Microsoft will disable the obsolete RC4 encryption cipher in Windows Active Directory by mid-2026, addressing decades of security vulnerabilities. The move follows criticism over its role in major hacks, including last year's Ascension breach affecting 140 hospitals. Administrators must now audit networks for lingering RC4 use.
Microsoft has supported the weak RC4 cipher by default in Windows for 26 years, since introducing Active Directory in 2000. RC4, developed by Ron Rivest in 1987, faced a major cryptographic attack shortly after its 1994 leak, yet persisted in protocols like SSL and TLS until about a decade ago.
Despite upgrading to the secure AES standard, Windows servers continued to fallback to RC4 for authentication requests, enabling attacks like Kerberoasting, known since 2014. This vulnerability contributed to the Ascension health breach, disrupting services at 140 hospitals and exposing 5.6 million patients' records.
In September, US Senator Ron Wyden urged the Federal Trade Commission to probe Microsoft for "gross cybersecurity negligence" due to ongoing RC4 support.

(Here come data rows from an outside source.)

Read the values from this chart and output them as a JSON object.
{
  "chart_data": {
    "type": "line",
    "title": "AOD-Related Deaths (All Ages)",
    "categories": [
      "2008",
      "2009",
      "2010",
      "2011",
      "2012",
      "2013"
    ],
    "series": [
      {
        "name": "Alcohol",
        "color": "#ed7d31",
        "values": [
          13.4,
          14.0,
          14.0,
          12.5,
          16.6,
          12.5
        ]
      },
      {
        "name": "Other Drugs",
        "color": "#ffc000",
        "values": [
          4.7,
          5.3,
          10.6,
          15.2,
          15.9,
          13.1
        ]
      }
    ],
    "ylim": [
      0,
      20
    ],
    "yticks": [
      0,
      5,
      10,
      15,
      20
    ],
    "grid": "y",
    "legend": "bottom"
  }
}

Last week, Microsoft announced deprecation of RC4. "By mid-2026, we will be updating domain controller defaults for the Kerberos Key Distribution Center (KDC) on Windows Server 2008 and later to only allow AES-SHA1 encryption," wrote principal program manager Matthew Palko. "RC4 will be disabled by default and only used if a domain administrator explicitly configures an account or the KDC to use it."
AES-SHA1, available since Windows Server 2008, uses iterated hashing and salt, making it about 1,000 times harder to crack than RC4's unsalted, single-round MD4 implementation.
To aid transition, Microsoft offers updated KDC logs and PowerShell scripts to detect RC4 usage, crucial for legacy third-party systems. Steve Syfuhs, of Microsoft's Windows Authentication team, noted on Bluesky the challenges: "The problem though is that it’s hard to kill off a cryptographic algorithm that is present in every OS that’s shipped for the last 25 years."
Over the past decade, Microsoft reduced RC4 usage significantly through incremental changes, dropping it to near zero without widespread breakage.